High speed cameras recorded
The Säntis tower is equipped with sensors that record lightning current, electromagnetic fields at different distances, X-rays and sources of radiation from lightning strikes. The researchers installed additional measuring devices and two high-speed cameras that recorded lightning strikes at up to 24,000 frames per second.
These cameras were located 1.4 and 5 kilometers from the top of the tower and provided usable results only in good visibility. This was the case for one of the four recorded flashes where the laser was on. Camera footage shows that the beam revolves around the laser beam for more than 50 meters and then hits the tower’s lightning rod. The slightly angled laser beam was directed so that it landed near the top of the tower. Comparisons with lightning recorded without a laser show that the lightning strikes the tower’s lightning rod much more precisely, thanks to the laser’s orientation.

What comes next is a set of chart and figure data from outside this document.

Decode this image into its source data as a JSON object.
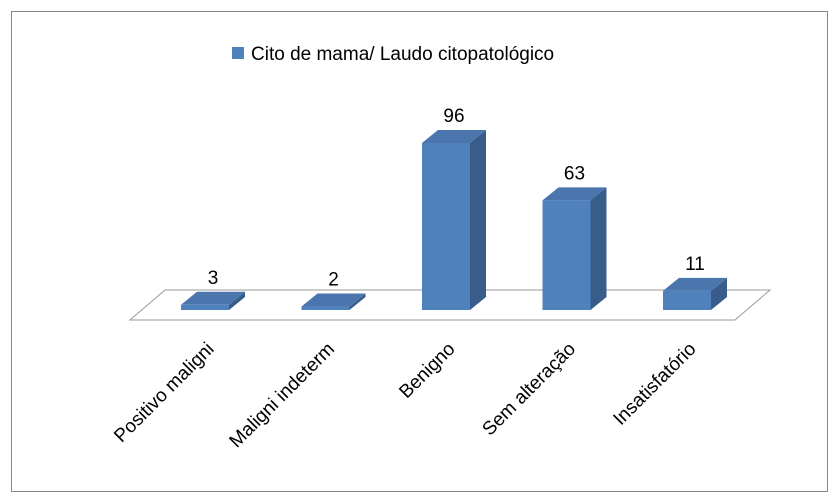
{
  "chart_data": {
    "type": "bar3d",
    "legend": "Cito de mama/ Laudo citopatológico",
    "series": [
      {
        "name": "Cito de mama/ Laudo citopatológico",
        "color": "#4f81bd",
        "values": [
          3,
          2,
          96,
          63,
          11
        ]
      }
    ],
    "categories": [
      "Positivo maligni",
      "Maligni indeterm",
      "Benigno",
      "Sem alteração",
      "Insatisfatório"
    ]
  }
}
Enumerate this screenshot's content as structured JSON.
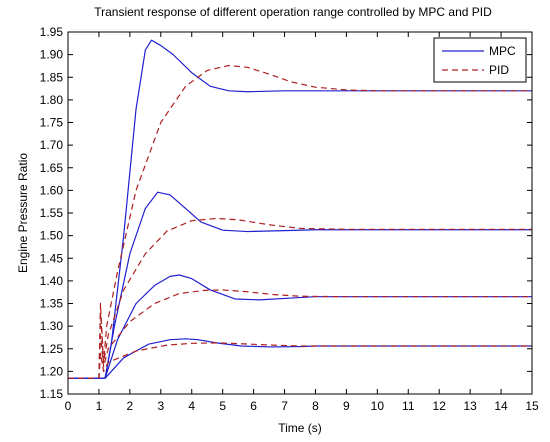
{
  "chart_data": {
    "type": "line",
    "title": "Transient response of different operation range controlled by MPC and PID",
    "xlabel": "Time (s)",
    "ylabel": "Engine Pressure Ratio",
    "xlim": [
      0,
      15
    ],
    "ylim": [
      1.15,
      1.95
    ],
    "xticks": [
      "0",
      "1",
      "2",
      "3",
      "4",
      "5",
      "6",
      "7",
      "8",
      "9",
      "10",
      "11",
      "12",
      "13",
      "14",
      "15"
    ],
    "yticks": [
      "1.15",
      "1.20",
      "1.25",
      "1.30",
      "1.35",
      "1.40",
      "1.45",
      "1.50",
      "1.55",
      "1.60",
      "1.65",
      "1.70",
      "1.75",
      "1.80",
      "1.85",
      "1.90",
      "1.95"
    ],
    "grid": false,
    "legend_position": "top-right",
    "legend": [
      {
        "label": "MPC",
        "color": "#2020d0",
        "style": "solid"
      },
      {
        "label": "PID",
        "color": "#b02020",
        "style": "dashed"
      }
    ],
    "series": [
      {
        "name": "MPC",
        "color": "#2020d0",
        "style": "solid",
        "x": [
          0,
          1.2,
          1.4,
          1.8,
          2.2,
          2.5,
          2.7,
          3.0,
          3.4,
          4.0,
          4.6,
          5.2,
          5.8,
          7,
          9,
          12,
          15
        ],
        "y": [
          1.185,
          1.185,
          1.26,
          1.5,
          1.78,
          1.91,
          1.932,
          1.92,
          1.9,
          1.86,
          1.83,
          1.82,
          1.818,
          1.82,
          1.82,
          1.82,
          1.82
        ]
      },
      {
        "name": "PID",
        "color": "#b02020",
        "style": "dashed",
        "x": [
          0,
          1.0,
          1.05,
          1.15,
          1.25,
          1.6,
          2.2,
          3.0,
          3.8,
          4.5,
          5.2,
          5.8,
          6.5,
          7.2,
          8.0,
          9.0,
          10,
          12,
          15
        ],
        "y": [
          1.185,
          1.185,
          1.35,
          1.22,
          1.3,
          1.42,
          1.6,
          1.75,
          1.83,
          1.865,
          1.876,
          1.872,
          1.857,
          1.84,
          1.828,
          1.822,
          1.82,
          1.82,
          1.82
        ]
      },
      {
        "name": "MPC",
        "color": "#2020d0",
        "style": "solid",
        "x": [
          0,
          1.2,
          1.5,
          2.0,
          2.5,
          2.9,
          3.3,
          3.8,
          4.3,
          5.0,
          5.8,
          7,
          8,
          15
        ],
        "y": [
          1.185,
          1.185,
          1.3,
          1.46,
          1.56,
          1.596,
          1.59,
          1.56,
          1.53,
          1.512,
          1.509,
          1.511,
          1.513,
          1.513
        ]
      },
      {
        "name": "PID",
        "color": "#b02020",
        "style": "dashed",
        "x": [
          0,
          1.0,
          1.05,
          1.15,
          1.3,
          1.8,
          2.5,
          3.2,
          4.0,
          4.8,
          5.5,
          6.5,
          7.5,
          9,
          15
        ],
        "y": [
          1.185,
          1.185,
          1.33,
          1.22,
          1.28,
          1.38,
          1.46,
          1.51,
          1.533,
          1.538,
          1.535,
          1.524,
          1.516,
          1.514,
          1.514
        ]
      },
      {
        "name": "MPC",
        "color": "#2020d0",
        "style": "solid",
        "x": [
          0,
          1.2,
          1.6,
          2.2,
          2.8,
          3.3,
          3.6,
          4.0,
          4.6,
          5.4,
          6.2,
          7.2,
          8,
          15
        ],
        "y": [
          1.185,
          1.185,
          1.27,
          1.35,
          1.39,
          1.41,
          1.413,
          1.405,
          1.38,
          1.36,
          1.358,
          1.362,
          1.365,
          1.365
        ]
      },
      {
        "name": "PID",
        "color": "#b02020",
        "style": "dashed",
        "x": [
          0,
          1.0,
          1.05,
          1.15,
          1.3,
          2.0,
          2.8,
          3.6,
          4.4,
          5.0,
          5.8,
          6.6,
          7.5,
          9,
          15
        ],
        "y": [
          1.185,
          1.185,
          1.28,
          1.21,
          1.25,
          1.31,
          1.35,
          1.372,
          1.379,
          1.38,
          1.376,
          1.37,
          1.366,
          1.365,
          1.365
        ]
      },
      {
        "name": "MPC",
        "color": "#2020d0",
        "style": "solid",
        "x": [
          0,
          1.2,
          1.8,
          2.6,
          3.3,
          3.8,
          4.2,
          4.8,
          5.6,
          6.6,
          7.6,
          8,
          15
        ],
        "y": [
          1.185,
          1.185,
          1.23,
          1.26,
          1.27,
          1.272,
          1.27,
          1.263,
          1.256,
          1.254,
          1.255,
          1.256,
          1.256
        ]
      },
      {
        "name": "PID",
        "color": "#b02020",
        "style": "dashed",
        "x": [
          0,
          1.0,
          1.05,
          1.15,
          1.3,
          2.2,
          3.2,
          4.0,
          4.8,
          5.6,
          6.6,
          7.6,
          9,
          15
        ],
        "y": [
          1.185,
          1.185,
          1.24,
          1.2,
          1.22,
          1.245,
          1.258,
          1.262,
          1.263,
          1.261,
          1.258,
          1.256,
          1.256,
          1.256
        ]
      }
    ]
  }
}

Efficiency should increase
The next step for the research team will be to further increase the laser’s effectiveness. The long-term goal is to use the LLR to extend a 10-meter-long lightning rod by 500 meters. In the future, these lasers could protect sensitive installations, such as nuclear power plants or airports, from lightning, as the researchers write in the study published on Monday.
“Experimental Breakthrough” for Lightning Protection
“We believe this experimental breakthrough will lead to advances in lightning protection and lightning physics,” the authors wrote in the study. Until now, lightning protection was based on a technique invented by Benjamin Franklin nearly 300 years ago – a grounded metal rod. However, this only has a very limited scope.